On Feb. 15, two students from Algonquin College‘s Documentary Production program (Suma Suresh and Christian Roblin) along with four Civil Engineering Technology students & their teacher (Matt Philip, Shane Barteaux, Marek Szymborski, Brian Watson & John Barteaux) landed in Haiti to participate as volunteers and journalists alike. Hosted by Save the Children, the engineering students were there to train Haitians in building Housall shelter systems, all the while being captured on film with gear rented from Vistek.
Save The Children will be using the completed documentary for fund raising and plan to air the documentary on regional and local broadcast outlets. There are also plans to enter the Save the Children documentary in student and other film festivals.
Blog Entry 1: February 14, 2010
On a cold Sunday morning we meet at the Ottawa Airport. As soon as I walk in the door and take a look at the massive amount of gear we have, the reality of our situation hits me. This is a going to be a challenge. After one final cigarette, I pop the first of 22 malaria pills and embark on the 16 hour trek To Santa Domingo.
It is interesting to note that our instructor, Peter Biesterfeld, is NOT going to Santa Domingo and then crossing overland into Haiti. He will be flying to Miami, meeting with our handlers, and then flying directly into Port-au Prince on a cargo Plane carrying all Houseall shelters. The thought of Peter sitting in cargo netting with a Camera in hand brings one his favorite saying to mind: “You’ve got to be ON IT!”
Just before we are about to leave Peter, Miles casually mentions to him that the cargo plane is 11, 000 pounds overloaded. Truly a Kodak moment.
The ins and the outs of that trek are nothing to write home about.
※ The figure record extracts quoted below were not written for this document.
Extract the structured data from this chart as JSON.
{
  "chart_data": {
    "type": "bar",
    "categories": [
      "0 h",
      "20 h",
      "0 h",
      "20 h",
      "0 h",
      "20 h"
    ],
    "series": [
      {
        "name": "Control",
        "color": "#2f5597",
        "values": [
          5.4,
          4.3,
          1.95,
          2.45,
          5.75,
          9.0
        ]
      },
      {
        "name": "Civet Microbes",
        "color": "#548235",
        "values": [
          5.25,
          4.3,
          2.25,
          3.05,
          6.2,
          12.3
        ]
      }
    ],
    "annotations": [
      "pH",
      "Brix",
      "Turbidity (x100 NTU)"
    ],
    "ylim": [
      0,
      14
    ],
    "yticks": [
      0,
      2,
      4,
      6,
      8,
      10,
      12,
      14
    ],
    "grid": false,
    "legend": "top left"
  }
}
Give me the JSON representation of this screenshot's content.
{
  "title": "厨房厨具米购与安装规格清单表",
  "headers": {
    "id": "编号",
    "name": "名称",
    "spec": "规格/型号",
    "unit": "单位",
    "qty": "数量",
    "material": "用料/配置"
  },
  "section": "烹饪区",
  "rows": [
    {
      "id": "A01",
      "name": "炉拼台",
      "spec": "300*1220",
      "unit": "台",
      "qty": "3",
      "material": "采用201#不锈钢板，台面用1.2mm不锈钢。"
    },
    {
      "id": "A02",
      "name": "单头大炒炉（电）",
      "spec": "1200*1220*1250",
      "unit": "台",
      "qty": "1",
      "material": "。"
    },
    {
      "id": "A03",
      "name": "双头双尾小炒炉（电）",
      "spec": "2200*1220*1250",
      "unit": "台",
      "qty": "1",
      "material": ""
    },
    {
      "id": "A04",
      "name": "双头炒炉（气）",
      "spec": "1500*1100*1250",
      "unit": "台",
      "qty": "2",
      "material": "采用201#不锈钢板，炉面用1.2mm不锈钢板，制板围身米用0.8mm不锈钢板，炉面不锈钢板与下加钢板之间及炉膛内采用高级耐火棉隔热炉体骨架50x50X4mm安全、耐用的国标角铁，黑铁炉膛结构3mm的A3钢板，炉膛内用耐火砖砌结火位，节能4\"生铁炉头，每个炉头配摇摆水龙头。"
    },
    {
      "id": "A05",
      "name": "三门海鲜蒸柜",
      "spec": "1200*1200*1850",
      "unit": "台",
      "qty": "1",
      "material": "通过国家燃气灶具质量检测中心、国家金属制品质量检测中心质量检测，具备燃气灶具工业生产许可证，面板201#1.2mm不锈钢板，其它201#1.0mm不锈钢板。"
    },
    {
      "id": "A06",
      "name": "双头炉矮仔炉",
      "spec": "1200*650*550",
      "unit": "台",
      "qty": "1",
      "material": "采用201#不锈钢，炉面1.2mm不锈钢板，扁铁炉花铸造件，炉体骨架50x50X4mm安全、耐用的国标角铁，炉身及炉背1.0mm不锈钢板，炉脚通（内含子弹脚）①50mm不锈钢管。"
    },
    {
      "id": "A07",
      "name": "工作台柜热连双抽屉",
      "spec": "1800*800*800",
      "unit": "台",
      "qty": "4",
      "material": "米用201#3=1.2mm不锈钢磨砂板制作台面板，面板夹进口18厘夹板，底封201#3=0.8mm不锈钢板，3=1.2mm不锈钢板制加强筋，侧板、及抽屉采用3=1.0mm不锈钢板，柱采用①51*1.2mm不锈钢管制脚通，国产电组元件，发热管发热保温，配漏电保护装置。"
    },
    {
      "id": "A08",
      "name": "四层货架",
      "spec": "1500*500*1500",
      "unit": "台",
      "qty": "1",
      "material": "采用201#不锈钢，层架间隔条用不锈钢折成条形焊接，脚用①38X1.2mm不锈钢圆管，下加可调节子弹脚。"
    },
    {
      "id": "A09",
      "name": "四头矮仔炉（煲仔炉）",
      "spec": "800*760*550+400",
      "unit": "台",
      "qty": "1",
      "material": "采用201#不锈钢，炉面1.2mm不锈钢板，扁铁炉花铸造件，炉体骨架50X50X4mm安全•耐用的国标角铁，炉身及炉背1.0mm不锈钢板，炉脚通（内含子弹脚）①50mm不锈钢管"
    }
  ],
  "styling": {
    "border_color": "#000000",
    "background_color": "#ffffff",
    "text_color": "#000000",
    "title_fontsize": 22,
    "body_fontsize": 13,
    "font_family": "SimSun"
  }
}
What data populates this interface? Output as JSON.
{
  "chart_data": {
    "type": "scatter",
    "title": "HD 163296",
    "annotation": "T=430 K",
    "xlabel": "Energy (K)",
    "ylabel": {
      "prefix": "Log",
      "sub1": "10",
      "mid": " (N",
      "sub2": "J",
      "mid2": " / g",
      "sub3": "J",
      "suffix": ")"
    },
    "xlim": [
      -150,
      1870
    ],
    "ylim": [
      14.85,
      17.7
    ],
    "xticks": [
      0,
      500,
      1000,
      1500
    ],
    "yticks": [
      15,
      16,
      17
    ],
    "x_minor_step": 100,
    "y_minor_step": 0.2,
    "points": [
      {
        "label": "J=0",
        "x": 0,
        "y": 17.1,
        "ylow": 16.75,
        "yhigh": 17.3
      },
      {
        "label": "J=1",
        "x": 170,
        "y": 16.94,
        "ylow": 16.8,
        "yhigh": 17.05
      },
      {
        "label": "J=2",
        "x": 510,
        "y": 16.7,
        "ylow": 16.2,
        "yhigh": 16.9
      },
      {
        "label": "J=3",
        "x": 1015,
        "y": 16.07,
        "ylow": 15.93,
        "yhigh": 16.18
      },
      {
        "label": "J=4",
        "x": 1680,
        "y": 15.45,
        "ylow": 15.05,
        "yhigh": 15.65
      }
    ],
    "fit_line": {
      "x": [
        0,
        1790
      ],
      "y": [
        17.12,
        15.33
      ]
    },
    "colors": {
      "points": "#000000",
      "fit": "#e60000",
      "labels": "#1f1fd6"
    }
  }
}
Stop. Take off shoes and belt. Go. Wait. Stop. Take off shoes and belts, fill out form, struggle with mountain of gear. Go. Wait
Finally, the crew lands in Santa Domingo. After another massive struggle with gear, we’re whisked away in taxi van for a ride I am sure the crew will never forget. Stop signs, yellow lines dividing the road and speed limits seem to be just for show in the Dominican Republic. Almost able to see his heart in his throat, I tell our young engineering colleague Matt that it is best to just sit back, throw some Pink Floyd on his iPod, close his eyes and not think about it.
At 11 p.m, I am surprised when we pull up to a ritzy Holiday Inn (right beside a taco bell and McDonald’s). I was under the assumption we were grabbing an overland convoy to Haiti that night, but Miles Kennedy (our Houseall lead) made the arrangements after the 16 hour flight time finally hit him.
So, again, we wrestle the mountain of gear upstairs into our rooms, sample the minibar briefly, order a hamburger from room service and crash. All the modern conveniences conflict in my mind as I think of the journey to come.